- Tulsequah Location of Tulsequah in British Columbia
- Coordinates: 58°38′42.7596″N 133°32′32.85″W﻿ / ﻿58.645211000°N 133.5424583°W
- Country: Canada
- Province: British Columbia
- Area codes: 250, 778

= Tulsequah =

Tulsequah is an unincorporated locality in northwestern, British Columbia, Canada, populated by the employees of the Polaris-Taku Gold Mine, and subsequent Tulsequah Chief Cu-Pb-Zn Mine on the Tulsequah River.

The point location recorded on maps was actually the location of the Canada Post Office . (Common mapping practice if there is no City Hall). The bulk of the townsite was located 7.8 km Northwest, upstream on the west bank of the Tulsequah River adjacent to the mine workings of the Polaris-Taku Gold Mine.

Government policy at the time precluded post office construction on the mining property, hence its somewhat distal location. The access road connecting the barge landing on the south west bank of the Tulsequah and Taku River’s confluence provided a link to the population of the town.
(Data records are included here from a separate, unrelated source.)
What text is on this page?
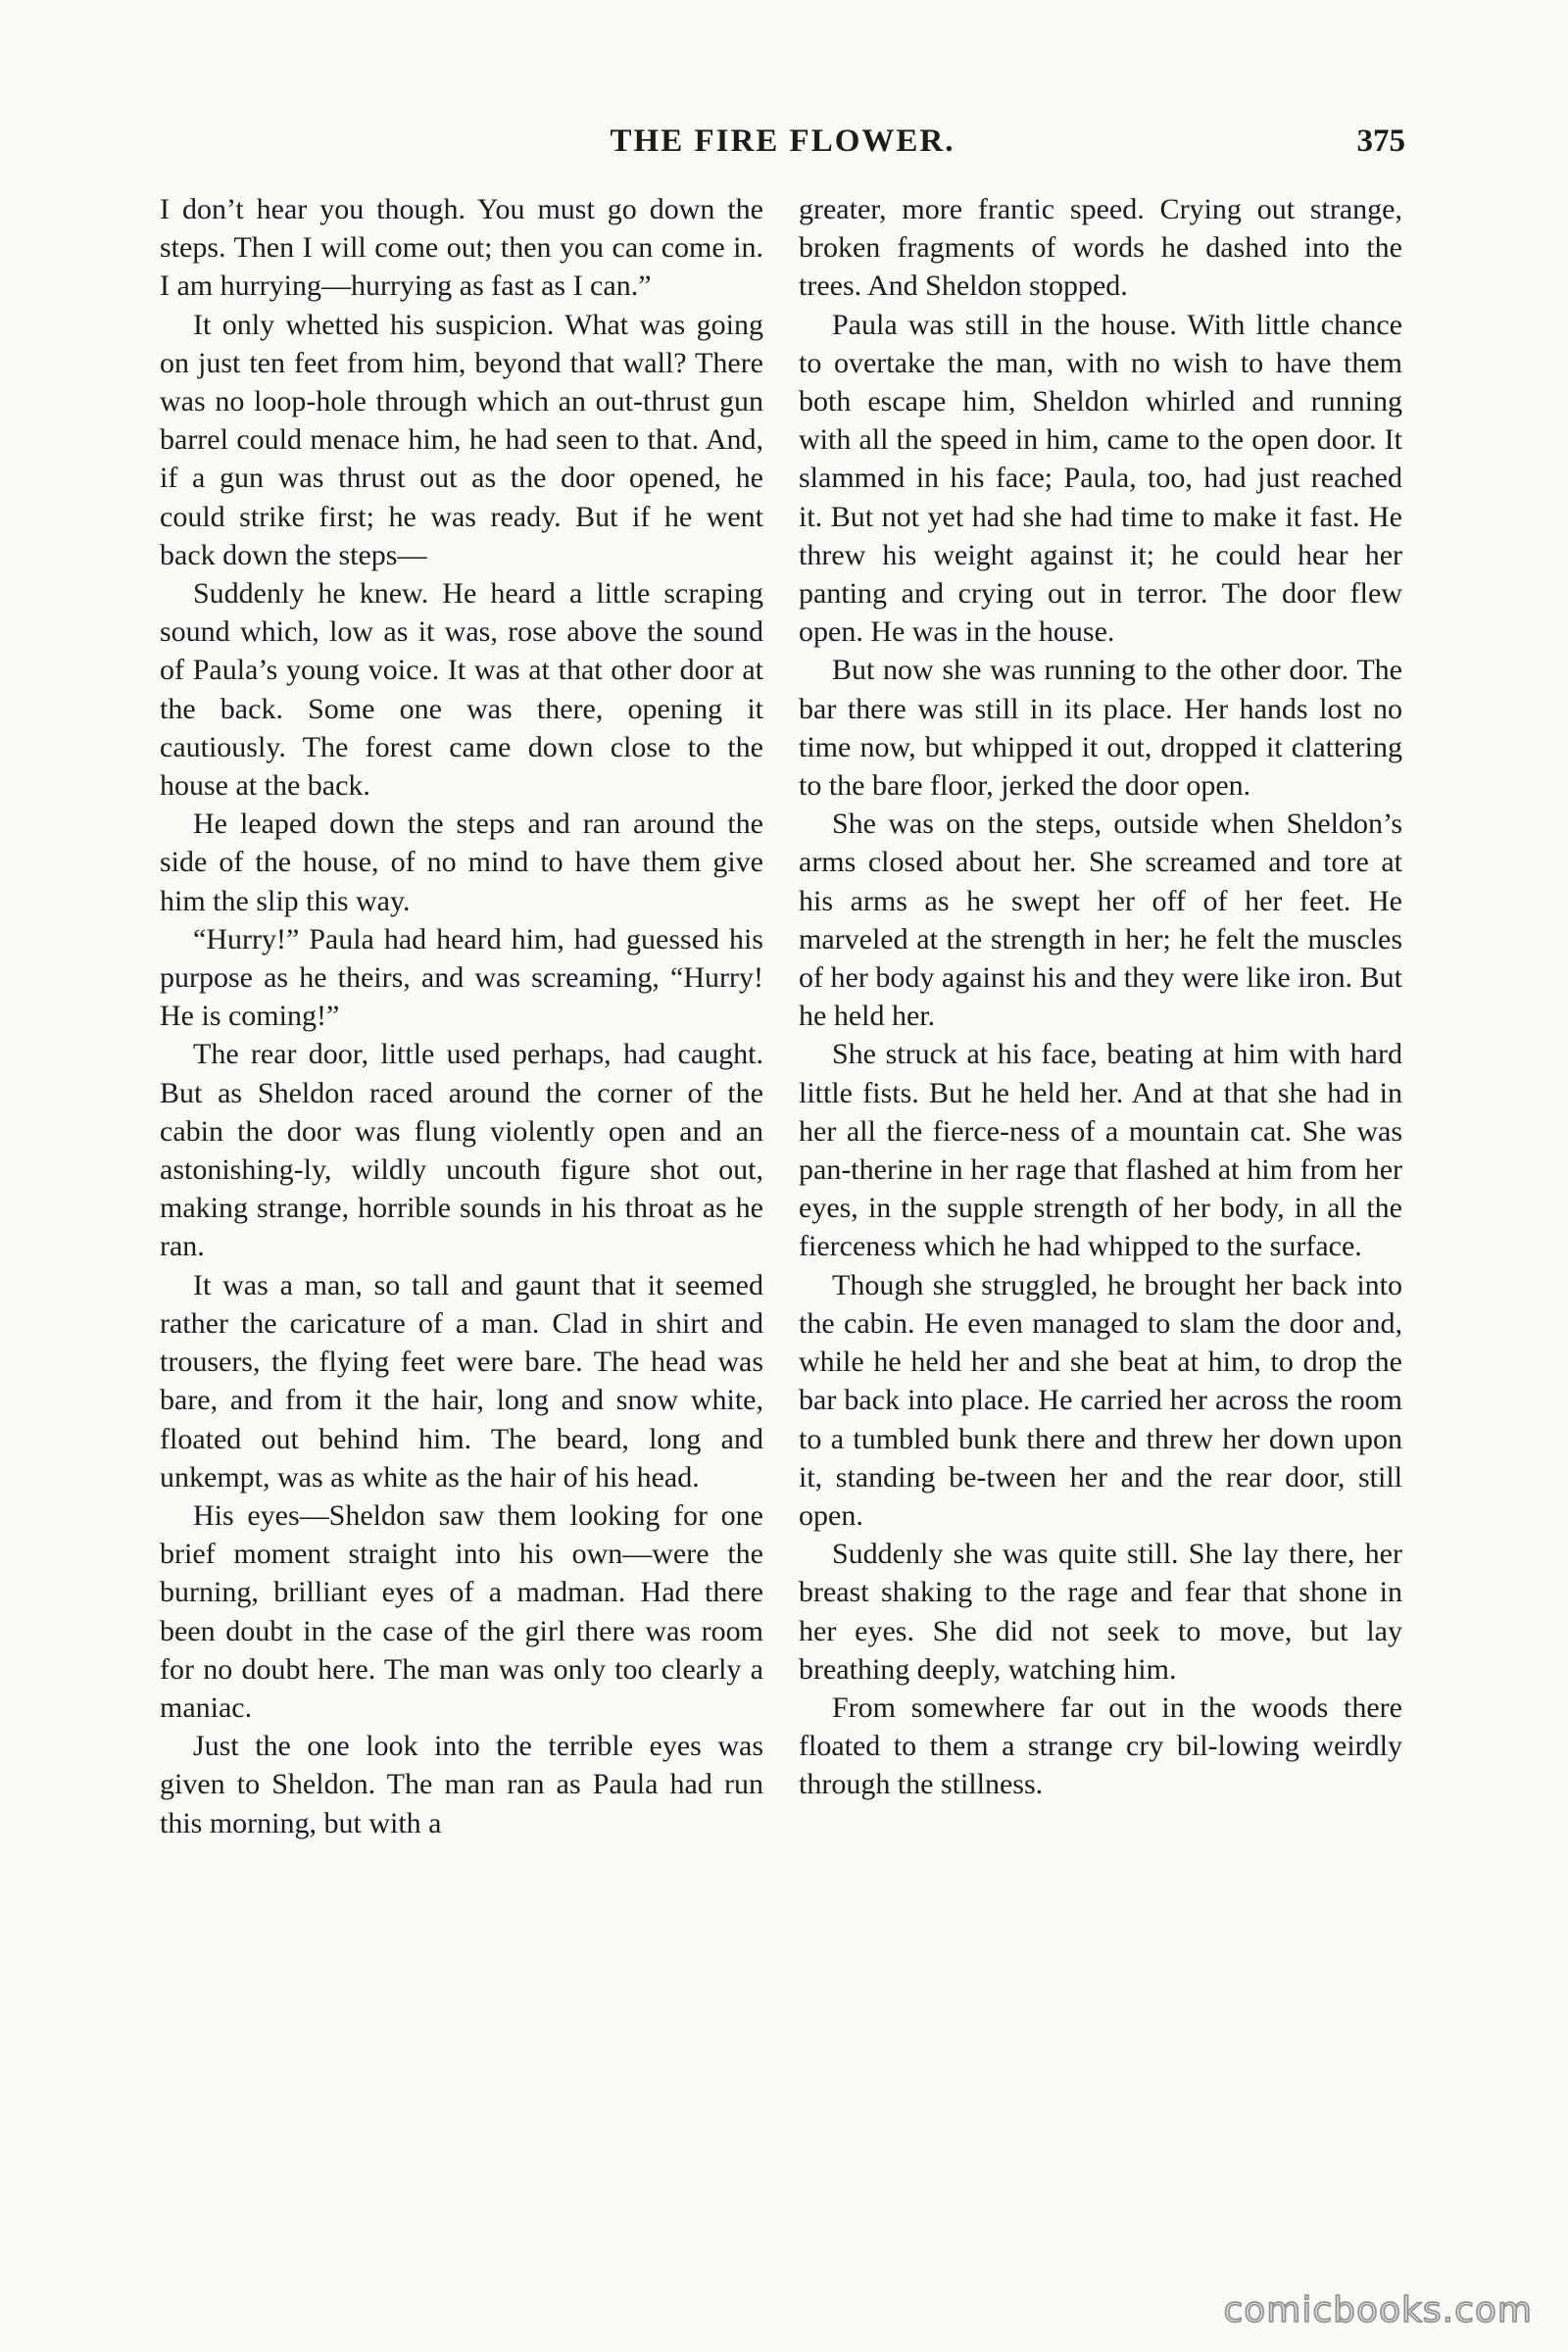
THE FIRE FLOWER.	375

I don’t hear you though. You must go down the steps. Then I will come out; then you can come in. I am hurrying—hurrying as fast as I can.”

It only whetted his suspicion. What was going on just ten feet from him, beyond that wall? There was no loop-hole through which an out-thrust gun barrel could menace him, he had seen to that. And, if a gun was thrust out as the door opened, he could strike first; he was ready. But if he went back down the steps—

Suddenly he knew. He heard a little scraping sound which, low as it was, rose above the sound of Paula’s young voice. It was at that other door at the back. Some one was there, opening it cautiously. The forest came down close to the house at the back.

He leaped down the steps and ran around the side of the house, of no mind to have them give him the slip this way.

“Hurry!” Paula had heard him, had guessed his purpose as he theirs, and was screaming, “Hurry! He is coming!”

The rear door, little used perhaps, had caught. But as Sheldon raced around the corner of the cabin the door was flung violently open and an astonishing-ly, wildly uncouth figure shot out, making strange, horrible sounds in his throat as he ran.

It was a man, so tall and gaunt that it seemed rather the caricature of a man. Clad in shirt and trousers, the flying feet were bare. The head was bare, and from it the hair, long and snow white, floated out behind him. The beard, long and unkempt, was as white as the hair of his head.

His eyes—Sheldon saw them looking for one brief moment straight into his own—were the burning, brilliant eyes of a madman. Had there been doubt in the case of the girl there was room for no doubt here. The man was only too clearly a maniac.

Just the one look into the terrible eyes was given to Sheldon. The man ran as Paula had run this morning, but with a

greater, more frantic speed. Crying out strange, broken fragments of words he dashed into the trees. And Sheldon stopped.

Paula was still in the house. With little chance to overtake the man, with no wish to have them both escape him, Sheldon whirled and running with all the speed in him, came to the open door. It slammed in his face; Paula, too, had just reached it. But not yet had she had time to make it fast. He threw his weight against it; he could hear her panting and crying out in terror. The door flew open. He was in the house.

But now she was running to the other door. The bar there was still in its place. Her hands lost no time now, but whipped it out, dropped it clattering to the bare floor, jerked the door open.

She was on the steps, outside when Sheldon’s arms closed about her. She screamed and tore at his arms as he swept her off of her feet. He marveled at the strength in her; he felt the muscles of her body against his and they were like iron. But he held her.

She struck at his face, beating at him with hard little fists. But he held her. And at that she had in her all the fierce-ness of a mountain cat. She was pan-therine in her rage that flashed at him from her eyes, in the supple strength of her body, in all the fierceness which he had whipped to the surface.

Though she struggled, he brought her back into the cabin. He even managed to slam the door and, while he held her and she beat at him, to drop the bar back into place. He carried her across the room to a tumbled bunk there and threw her down upon it, standing be-tween her and the rear door, still open.

Suddenly she was quite still. She lay there, her breast shaking to the rage and fear that shone in her eyes. She did not seek to move, but lay breathing deeply, watching him.

From somewhere far out in the woods there floated to them a strange cry bil-lowing weirdly through the stillness.

comicbooks.com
The Polaris Taku Gold Mine operated between 1937 and 1951, excluding the war years 1942-1945. Upon its closing, the site was re-tooled to process the Cu-Pb-Zn ore from the Tulsequah Chief Deposit located a further 4 km upstream on the east bank of the Tulsequah River. This mine ceased production in 1954 and the townsite abandoned.

The company employed a watchmen on site for a number of years, however the annual glacial lake outbursts, or Jokulhlaups, flooding the entire valley floor eroded the protective dike around the townsite and it was left to the elements.

The Tulsequah Chief Mine is located nearby, approximately 11 km north up the Tulsequah River from the referenced coordinates at its confluence with the Taku river.